CiviCRM geographical data is never accurate
Overview
We are constantly finding problems with our lists of country names, state/province names, and state/province abbreviations. We're missing some, others are incorrect. Some folks have thought it'd be nice to automate it.
Unfortunately, this isn't very straightforward. The ISO source we claim to follow isn't publicly available. Even at the country level - many official names differ from what we use (e.g. "United Kingdom" vs. "United Kingdom of Great Britain and Northern Ireland"). And even "official names" differ depending on whether we reference Wikipedia, the CIA, etc.

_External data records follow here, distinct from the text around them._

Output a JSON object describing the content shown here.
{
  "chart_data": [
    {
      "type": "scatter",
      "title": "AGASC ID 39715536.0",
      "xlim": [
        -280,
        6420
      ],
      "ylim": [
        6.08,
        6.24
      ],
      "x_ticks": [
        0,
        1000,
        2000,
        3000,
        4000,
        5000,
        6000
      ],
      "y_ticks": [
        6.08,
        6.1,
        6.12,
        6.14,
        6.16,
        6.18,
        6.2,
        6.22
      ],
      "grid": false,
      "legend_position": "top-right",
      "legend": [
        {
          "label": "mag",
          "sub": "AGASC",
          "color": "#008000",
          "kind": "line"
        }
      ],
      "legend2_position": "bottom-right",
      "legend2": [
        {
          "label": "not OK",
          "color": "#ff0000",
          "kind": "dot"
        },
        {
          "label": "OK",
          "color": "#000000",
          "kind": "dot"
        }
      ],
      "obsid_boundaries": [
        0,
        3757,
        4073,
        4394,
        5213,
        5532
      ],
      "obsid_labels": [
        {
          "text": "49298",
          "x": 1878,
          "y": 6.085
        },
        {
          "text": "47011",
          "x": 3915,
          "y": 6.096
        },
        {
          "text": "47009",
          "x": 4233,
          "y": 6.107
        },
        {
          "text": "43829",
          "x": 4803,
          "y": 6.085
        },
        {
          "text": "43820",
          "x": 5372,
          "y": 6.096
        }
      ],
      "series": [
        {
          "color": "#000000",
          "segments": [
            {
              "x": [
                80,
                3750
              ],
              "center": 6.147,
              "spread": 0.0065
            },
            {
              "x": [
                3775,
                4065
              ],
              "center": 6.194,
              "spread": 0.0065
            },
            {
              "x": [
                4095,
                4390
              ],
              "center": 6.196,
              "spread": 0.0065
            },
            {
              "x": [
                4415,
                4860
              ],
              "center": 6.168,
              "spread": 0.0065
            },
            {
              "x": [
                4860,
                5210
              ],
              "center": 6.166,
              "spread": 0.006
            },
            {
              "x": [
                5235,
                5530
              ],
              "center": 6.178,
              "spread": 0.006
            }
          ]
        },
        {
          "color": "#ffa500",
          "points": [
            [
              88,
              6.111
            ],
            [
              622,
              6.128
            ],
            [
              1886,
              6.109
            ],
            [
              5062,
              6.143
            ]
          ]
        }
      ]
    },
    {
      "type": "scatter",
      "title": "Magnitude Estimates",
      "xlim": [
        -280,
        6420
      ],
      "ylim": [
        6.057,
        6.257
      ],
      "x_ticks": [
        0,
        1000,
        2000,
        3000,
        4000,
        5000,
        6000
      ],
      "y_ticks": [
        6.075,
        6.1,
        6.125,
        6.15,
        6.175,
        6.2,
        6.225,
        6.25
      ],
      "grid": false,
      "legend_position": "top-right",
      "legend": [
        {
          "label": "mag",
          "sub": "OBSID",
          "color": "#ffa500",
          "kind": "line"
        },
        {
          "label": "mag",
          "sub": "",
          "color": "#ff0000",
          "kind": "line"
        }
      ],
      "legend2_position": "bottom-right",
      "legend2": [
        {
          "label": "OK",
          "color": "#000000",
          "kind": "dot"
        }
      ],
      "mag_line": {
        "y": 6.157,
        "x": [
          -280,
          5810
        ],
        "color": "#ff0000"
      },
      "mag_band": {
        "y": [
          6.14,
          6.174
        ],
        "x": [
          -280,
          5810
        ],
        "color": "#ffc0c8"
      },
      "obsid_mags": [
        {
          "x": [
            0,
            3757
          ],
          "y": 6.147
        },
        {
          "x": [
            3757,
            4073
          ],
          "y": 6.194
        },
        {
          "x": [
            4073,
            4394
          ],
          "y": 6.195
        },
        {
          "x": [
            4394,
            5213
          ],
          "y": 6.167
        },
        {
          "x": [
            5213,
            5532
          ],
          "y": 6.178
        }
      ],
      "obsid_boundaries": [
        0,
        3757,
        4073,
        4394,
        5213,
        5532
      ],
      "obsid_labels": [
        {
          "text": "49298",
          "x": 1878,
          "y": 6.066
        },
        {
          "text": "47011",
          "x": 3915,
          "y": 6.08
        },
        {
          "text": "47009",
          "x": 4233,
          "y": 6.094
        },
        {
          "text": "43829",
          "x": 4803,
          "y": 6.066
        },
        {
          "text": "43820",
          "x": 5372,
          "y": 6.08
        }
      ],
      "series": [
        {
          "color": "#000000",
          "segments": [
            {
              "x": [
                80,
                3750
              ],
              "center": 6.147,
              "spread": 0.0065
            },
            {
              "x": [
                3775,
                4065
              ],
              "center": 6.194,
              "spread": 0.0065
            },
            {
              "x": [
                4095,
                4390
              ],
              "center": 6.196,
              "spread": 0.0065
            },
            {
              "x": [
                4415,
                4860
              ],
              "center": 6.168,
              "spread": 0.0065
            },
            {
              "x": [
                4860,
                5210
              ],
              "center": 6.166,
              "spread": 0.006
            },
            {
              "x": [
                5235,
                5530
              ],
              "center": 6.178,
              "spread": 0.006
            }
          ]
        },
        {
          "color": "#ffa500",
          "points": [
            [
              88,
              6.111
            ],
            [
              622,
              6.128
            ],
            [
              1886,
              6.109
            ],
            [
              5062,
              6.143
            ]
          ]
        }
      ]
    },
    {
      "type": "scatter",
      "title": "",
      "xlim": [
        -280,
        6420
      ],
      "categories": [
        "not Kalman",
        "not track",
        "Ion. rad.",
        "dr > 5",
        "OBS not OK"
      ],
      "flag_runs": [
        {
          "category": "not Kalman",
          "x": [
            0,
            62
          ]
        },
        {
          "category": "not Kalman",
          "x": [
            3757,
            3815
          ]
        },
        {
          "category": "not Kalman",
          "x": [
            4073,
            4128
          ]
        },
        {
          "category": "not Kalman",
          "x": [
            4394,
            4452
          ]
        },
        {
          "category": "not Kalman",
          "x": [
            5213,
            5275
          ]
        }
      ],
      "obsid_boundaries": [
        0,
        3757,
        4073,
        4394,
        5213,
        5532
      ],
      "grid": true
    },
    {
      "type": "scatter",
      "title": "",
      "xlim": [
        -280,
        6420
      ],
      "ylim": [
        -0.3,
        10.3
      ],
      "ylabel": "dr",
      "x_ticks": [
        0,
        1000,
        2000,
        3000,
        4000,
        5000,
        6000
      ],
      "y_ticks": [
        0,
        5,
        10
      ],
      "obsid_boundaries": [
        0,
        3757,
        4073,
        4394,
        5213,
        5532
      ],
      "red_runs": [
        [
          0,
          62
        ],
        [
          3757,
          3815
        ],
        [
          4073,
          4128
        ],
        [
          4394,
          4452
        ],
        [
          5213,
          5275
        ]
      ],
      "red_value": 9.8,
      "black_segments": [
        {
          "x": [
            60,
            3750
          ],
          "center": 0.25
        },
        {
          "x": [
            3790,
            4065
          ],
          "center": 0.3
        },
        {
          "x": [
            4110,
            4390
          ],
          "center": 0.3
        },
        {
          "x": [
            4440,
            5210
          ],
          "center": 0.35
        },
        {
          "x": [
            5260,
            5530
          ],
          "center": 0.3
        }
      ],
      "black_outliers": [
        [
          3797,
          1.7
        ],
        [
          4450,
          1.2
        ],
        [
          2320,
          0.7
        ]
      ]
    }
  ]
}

So some of our data is wrong by everyone's standard - but is it worth fixing state/provinces if we don't fix countries?
The code
For giggles, I wrote a dirty script to identify discrepancies between Civi data and published data called civiregioncheck. It's not complete because given the volume of necessary changes, I don't want to sink effort into finishing it if we can't take action on it.
Attached is a partial list of discrepancies:
- Country names that don't match ISO-3166-1.
- State/provinces that have a matching ISO-3166-1 country and ISO-3166-2 name, but the abbreviation is incorrect.
Ideally we also find state/provinces that are missing (or dissolved), and state/provinces with a matching abbreviation but incorrect name.
What next?
Are we really changing the UK (above) or "United States" to "United States of America"? And if not, where do we draw the line? ISO-3166-1 current specifies the official country name of Taiwan as "Taiwan, Province of China". And we include Kosovo despite it not having an official ISO 3166-1 code.
If this is too thorny to hash out, we'll go back to our patchwork process - but our data has hundreds of discrepancies.